# Comparing contextual vectors

In [None]:
!pip install torch transformers datasets bertviz seaborn scikit-learn

In [55]:
import numpy as np
import datasets
import torch
import torch.nn.functional as F
from transformers import AutoTokenizer, AutoModel
from sklearn.decomposition import PCA

import seaborn as sns
import matplotlib.pyplot as plt
from bertviz import model_view, head_view

So far, we have been working with *static* word (or sequence) embeddings.   
Word2vec is an example of static word embeddings – it has a set vocabulary, where each word has a single embedding that is the same no matter the case.

But as we know, words can take on different meanings depending on their context. 
Contextualized embeddings aim to learn something about the semantics of the whole sequence.
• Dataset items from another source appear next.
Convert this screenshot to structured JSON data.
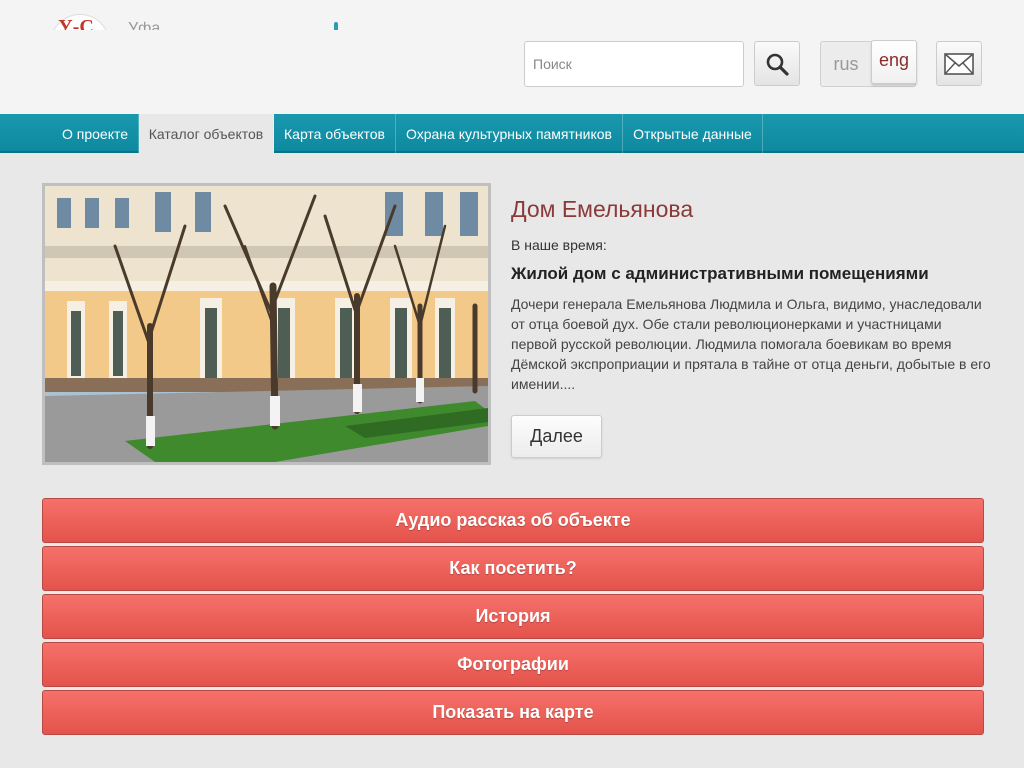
{
  "header": {
    "logo_mark": "У-С",
    "logo_text": "Уфа",
    "search_placeholder": "Поиск",
    "lang_rus": "rus",
    "lang_eng": "eng"
  },
  "nav": {
    "items": [
      {
        "label": "О проекте",
        "active": false
      },
      {
        "label": "Каталог объектов",
        "active": true
      },
      {
        "label": "Карта объектов",
        "active": false
      },
      {
        "label": "Охрана культурных памятников",
        "active": false
      },
      {
        "label": "Открытые данные",
        "active": false
      }
    ]
  },
  "object": {
    "title": "Дом Емельянова",
    "now_label": "В наше время:",
    "now_value": "Жилой дом с административными помещениями",
    "description": "Дочери генерала Емельянова Людмила и Ольга, видимо, унаследовали от отца боевой дух. Обе стали революционерками и участницами первой русской революции. Людмила помогала боевикам во время Дёмской экспроприации и прятала в тайне от отца деньги, добытые в его имении....",
    "more_label": "Далее"
  },
  "actions": [
    {
      "label": "Аудио рассказ об объекте"
    },
    {
      "label": "Как посетить?"
    },
    {
      "label": "История"
    },
    {
      "label": "Фотографии"
    },
    {
      "label": "Показать на карте"
    }
  ],
  "colors": {
    "nav_bg": "#1998ae",
    "action_bg": "#ec625b",
    "title": "#8b3a3a",
    "lang_active": "#8b2c2c"
  }
}
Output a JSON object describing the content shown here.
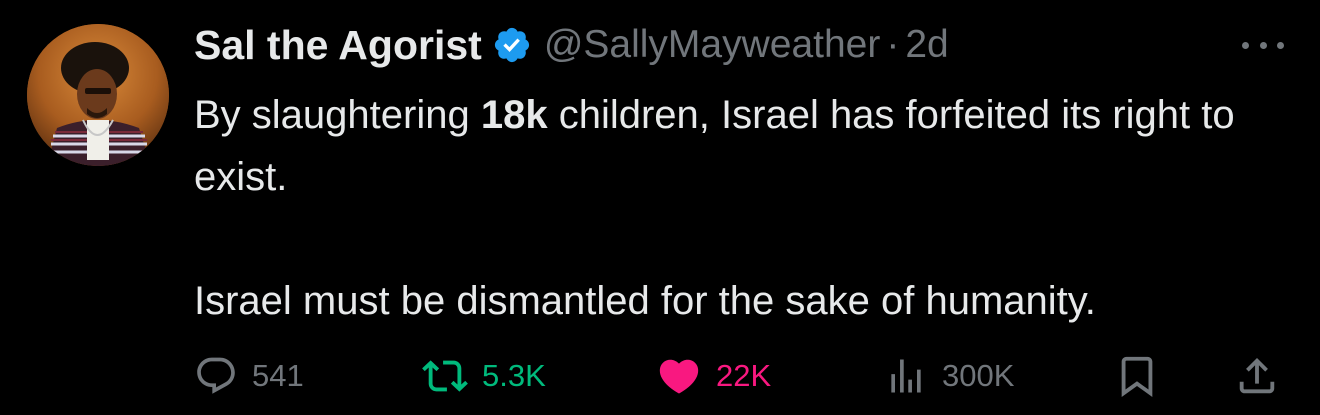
{
  "author": {
    "name": "Sal the Agorist",
    "handle": "@SallyMayweather",
    "separator": "·",
    "time": "2d",
    "verified": true
  },
  "tweet": {
    "line1_before": "By slaughtering ",
    "line1_bold": "18k",
    "line1_after": " children, Israel has forfeited its right to exist.",
    "line2": "Israel must be dismantled for the sake of humanity."
  },
  "actions": {
    "replies": "541",
    "reposts": "5.3K",
    "likes": "22K",
    "views": "300K"
  },
  "colors": {
    "background": "#000000",
    "text": "#e7e9ea",
    "muted": "#71767b",
    "verified": "#1d9bf0",
    "repost": "#00ba7c",
    "like": "#f91880"
  },
  "icons": {
    "verified": "verified-badge-icon",
    "more": "more-horizontal-icon",
    "reply": "reply-icon",
    "repost": "repost-icon",
    "like": "heart-icon",
    "views": "analytics-icon",
    "bookmark": "bookmark-icon",
    "share": "share-icon"
  }
}
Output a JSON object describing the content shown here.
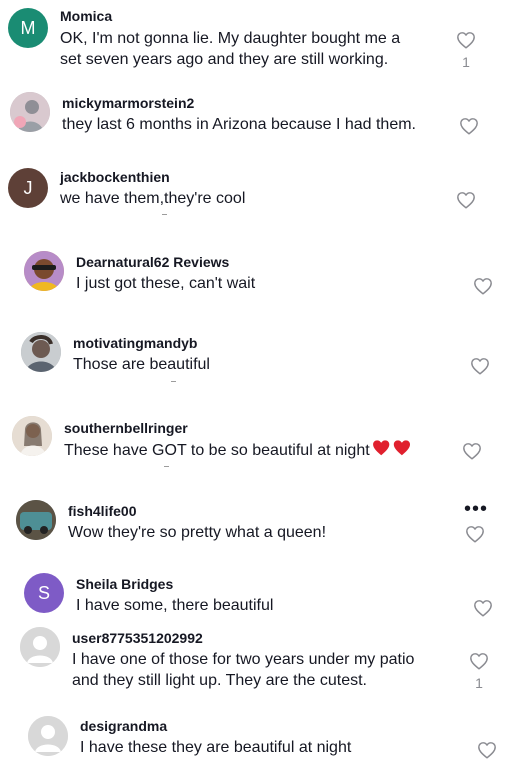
{
  "comments": [
    {
      "username": "Momica",
      "lines": [
        "OK, I'm not gonna lie. My daughter bought me a",
        "set seven years ago and they are still working."
      ],
      "avatar_letter": "M",
      "avatar_color": "#1a8c73",
      "like_count": "1"
    },
    {
      "username": "mickymarmorstein2",
      "lines": [
        "they last 6 months in Arizona because I had them."
      ],
      "avatar_letter": "",
      "avatar_color": "#b9a9b2",
      "like_count": ""
    },
    {
      "username": "jackbockenthien",
      "lines": [
        "we have them,they're cool"
      ],
      "avatar_letter": "J",
      "avatar_color": "#5e4037",
      "like_count": ""
    },
    {
      "username": "Dearnatural62 Reviews",
      "lines": [
        "I just got these, can't wait"
      ],
      "avatar_letter": "",
      "avatar_color": "#c79063",
      "like_count": ""
    },
    {
      "username": "motivatingmandyb",
      "lines": [
        "Those are beautiful"
      ],
      "avatar_letter": "",
      "avatar_color": "#9aa3a9",
      "like_count": ""
    },
    {
      "username": "southernbellringer",
      "lines": [
        "These have GOT to be so beautiful at night"
      ],
      "avatar_letter": "",
      "avatar_color": "#cfc2b3",
      "like_count": ""
    },
    {
      "username": "fish4life00",
      "lines": [
        "Wow they're so pretty what a queen!"
      ],
      "avatar_letter": "",
      "avatar_color": "#5c6b6d",
      "like_count": ""
    },
    {
      "username": "Sheila Bridges",
      "lines": [
        "I have some, there beautiful"
      ],
      "avatar_letter": "S",
      "avatar_color": "#7e5bc6",
      "like_count": ""
    },
    {
      "username": "user8775351202992",
      "lines": [
        "I have one of those for two years under my patio",
        "and they still light up. They are the cutest."
      ],
      "avatar_letter": "",
      "avatar_color": "#d8d8d8",
      "like_count": "1"
    },
    {
      "username": "desigrandma",
      "lines": [
        "I have these they are beautiful at night"
      ],
      "avatar_letter": "",
      "avatar_color": "#d8d8d8",
      "like_count": ""
    }
  ],
  "colors": {
    "heart_outline": "#8a8b91",
    "heart_red": "#e0202e",
    "text": "#161823"
  },
  "icons": {
    "like": "heart-outline-icon",
    "more": "more-options-icon",
    "emoji": "red-heart-emoji"
  }
}
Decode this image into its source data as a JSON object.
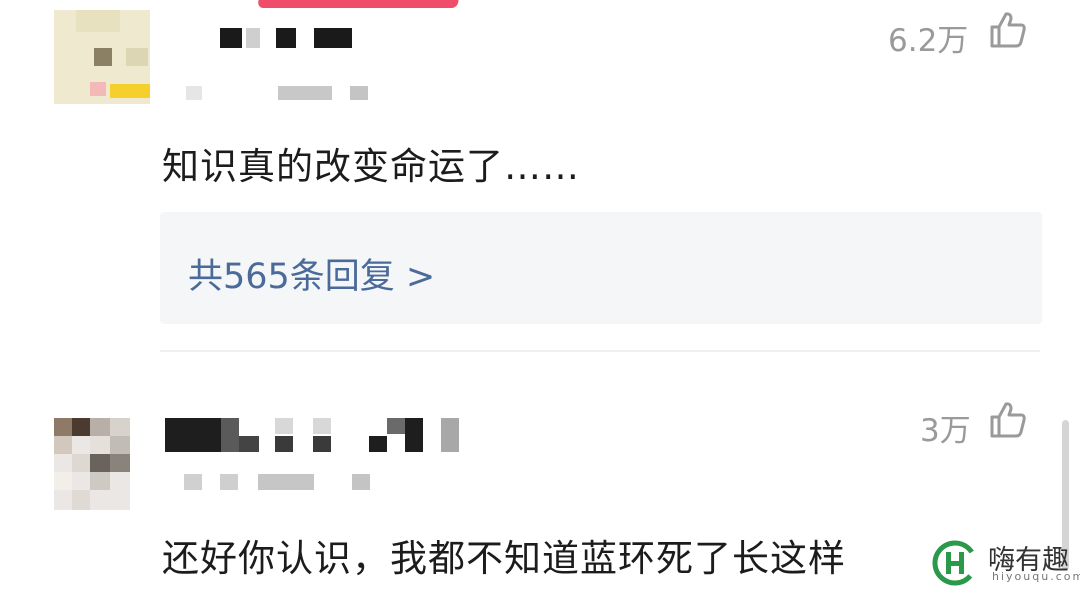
{
  "comments": [
    {
      "text": "知识真的改变命运了……",
      "likes": "6.2万",
      "reply_link": "共565条回复 >"
    },
    {
      "text": "还好你认识，我都不知道蓝环死了长这样",
      "likes": "3万"
    }
  ],
  "icons": {
    "like": "thumbs-up-outline-icon"
  },
  "watermark": {
    "brand": "嗨有趣",
    "url": "hiyouqu.com"
  },
  "colors": {
    "link": "#4a6a9a",
    "muted": "#9a9a9a",
    "reply_bg": "#f5f6f8"
  }
}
Practically, contextualized embeddings, like those produced by Transformer models, generate different embeddings for the same word based on its surrounding context. 

It should be possible to capture the difference between "bank" in "river bank" vs. "bank loan". 

One of the mechanisms that allows this is attention.
Let's start seeing if we can recreate the example from lecture: `"The cat sat on the mat"` with a real model.

In [6]:
sentence = "The cat sat on the mat"

In [10]:
# Load a small pretrained transformer model to extract embeddings and attention
model_name = "prajjwal1/bert-small"
tokenizer = AutoTokenizer.from_pretrained(model_name)
model = AutoModel.from_pretrained(
    model_name, output_attentions=True, attn_implementation="eager")

In [None]:
# Tokenize
inputs = tokenizer(sentence, return_tensors='pt')
inputs

In [11]:
# Run inference
with torch.no_grad():
    outputs = model(**inputs)

In [23]:
# Extract embeddings (last hidden state) and attention from the model
embeddings = outputs.last_hidden_state  
attentions = outputs.attentions  

# Decode tokens for visualization
tokens = tokenizer.convert_ids_to_tokens(inputs['input_ids'][0])

In [None]:
# embeddings are a tensor shape (batch_size, sequence_length, embedding_size)
embeddings.shape

In [None]:
# attentions is a tuple of tenros...
[
    type(attentions),
    len(attentions)
]


In [None]:
# ...where each layer has (batch_size, num_heads, sequence_length, sequence_length)
attentions[0].shape

Let's see how that looks visualized.

This specific model has just 4 layers of attention (this is actually quite low). 
 
And 8 attention heads. This number has nothing to do with the specific sentence (which is 8 tokens long), but instead, this is decided by the model's architecture.

In [None]:
head_view(attentions, tokens)

Or you can plot each attention head separately:

In [None]:
# Attention from the first layer, first head
L1H1 = attentions[0][0, 0]

# Plot attention weights for the CLS token (attention_scores[0] gives weights from CLS to all tokens)
plt.figure(figsize=(10, 6))
sns.heatmap(L1H1, annot=True, xticklabels=tokens, yticklabels=tokens, cmap='Blues')
plt.show()

In [None]:
# plot all attention heads in the model
model_view(attentions, tokens)

Relevant at this point (but will be on the readings later):

- [CLS] is a special token added at the beginning of each sequence. It means “classification” and should contain some information representing the whole sequence.
- [SEP] is a special token used to separate two sequences in tasks like question answering or sentence pair classification. It also marks the end of a single sequence when only one is provided.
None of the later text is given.